KSOW organizuje także konkursy na „Najaktywniejszą liderkę obszarów wiejskich”.
− Sołtysi to wiejscy liderzy. Są pomysłowi, zaangażowani i znają problemy swoich miejscowości. Ich kreatywność i przedsiębiorczość to gwarancja sukcesu niejednego przedsięwzięcia. To ważne, że potrafią pociągnąć za sobą mieszkańców, szczególnie w dobie, gdy tak wiele osób wybiera łatwiejsze życie w mieście i opuszcza wieś. Wspieramy mieszkańców wsi w działaniach, przekazując środki w ramach Mazowieckiego Instrumentu Aktywizacji Sołectw − mówi Leszek Przybytniak, przewodniczący Komisji Rolnictwa i Terenów Wiejskich (klub PSL).

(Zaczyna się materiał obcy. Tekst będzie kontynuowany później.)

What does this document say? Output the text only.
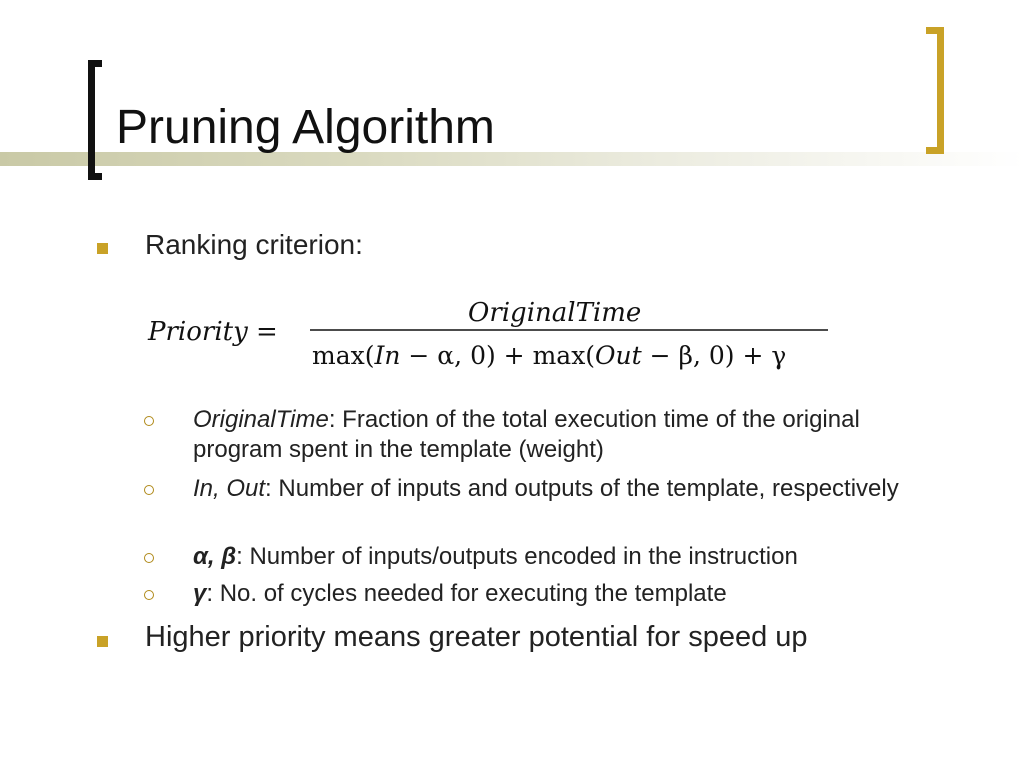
Pruning Algorithm
Ranking criterion:
Priority =
OriginalTime
max(In − α, 0) + max(Out − β, 0) + γ
OriginalTime: Fraction of the total execution time of the original program spent in the template (weight)
In, Out: Number of inputs and outputs of the template, respectively
α, β: Number of inputs/outputs encoded in the instruction
γ: No. of cycles needed for executing the template
Higher priority means greater potential for speed up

− Sołtysi to twórcy życia społecznego i kulturalnego w małych ojczyznach. Są wzorem zaangażowania i odpowiedzialności. Pomagamy im, przekazując wsparcie finansowe, dzięki któremu realizują najważniejsze inicjatywy mieszkańców. Wszystkim sołtysom z Mazowsza dziękuję za ich pracę, pomysły i kreatywność. Równocześnie przypominam o trwającym naborze do naszego programu wsparcia na inicjatywy sołeckie. Wiem, że jeszcze wiele możemy wspólnie zrobić − mówi Janina Ewa Orzełowska, członek zarządu województwa mazowieckiego (klub radnych PSL).